Butler didn’t play far above its heads like VCU did, but they rose to the occasion and endured a lucky streak that carried them through their mistakes. Whether it was silly touch fouls from Pittsburgh or poor late shot selection from Florida, Butler managed to win enough in a row to play last Monday night. What does this mean? Does it mean something when you flip a coin and it turns up heads five times in a row? Not really. It’s unlikely for a given set of five throws, but over an increasing number of coin flips, it becomes not just more likely, but inevitable. Am I saying that Butler got lucky on the road to the Final Four? Absolutely, but I am also saying that they were unlucky against Connecticut.

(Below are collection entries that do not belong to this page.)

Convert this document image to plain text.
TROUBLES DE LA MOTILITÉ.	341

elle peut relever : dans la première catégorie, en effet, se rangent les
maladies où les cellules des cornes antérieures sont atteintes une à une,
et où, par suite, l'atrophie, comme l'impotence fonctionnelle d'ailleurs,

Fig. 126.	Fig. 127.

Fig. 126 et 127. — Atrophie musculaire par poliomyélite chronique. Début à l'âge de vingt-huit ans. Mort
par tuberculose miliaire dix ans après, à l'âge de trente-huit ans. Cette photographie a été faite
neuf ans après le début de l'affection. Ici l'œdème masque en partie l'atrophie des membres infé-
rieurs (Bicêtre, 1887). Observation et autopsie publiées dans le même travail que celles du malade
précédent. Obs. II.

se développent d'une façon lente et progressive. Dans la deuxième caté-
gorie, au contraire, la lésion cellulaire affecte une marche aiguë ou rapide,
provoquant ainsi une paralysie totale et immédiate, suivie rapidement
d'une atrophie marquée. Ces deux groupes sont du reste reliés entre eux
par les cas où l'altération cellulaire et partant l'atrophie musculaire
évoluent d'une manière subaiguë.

I don’t mean to detract from the Huskies’ legendary, record-setting defensive dominance in the title game, but lots of guys in a Bulldog uniform missed open shots. Sometimes you flip a coin ten times in a row and it comes up heads the first five times. Then the next five times it comes up tails. Shooting averages regress to the mean, and offensive and defensive efficiency, while they certainly fluctuate, tend to drift towards particular means too. Did Butler have a sudden, nasty case of regression to the mean? Probably.
A series of unlikely events led to this wonderfully bizarre and fascinating Final Four, and I don’t mean to take away from the extraordinary coaching job done by all four of the coaches by suggesting that luck played a major role in how events turned out. I don’t mean to make excuses for why people got any particular predictions wrong. I want to instead highlight and celebrate the limits of analytics: there is a wonderful beauty in being able to accurately predict outcomes through statistics and models, but there is a greater beauty in a world that joyfully resists these same predictions, a world that allows peculiar and unlikely events to unfold in spite of their own unlikeliness.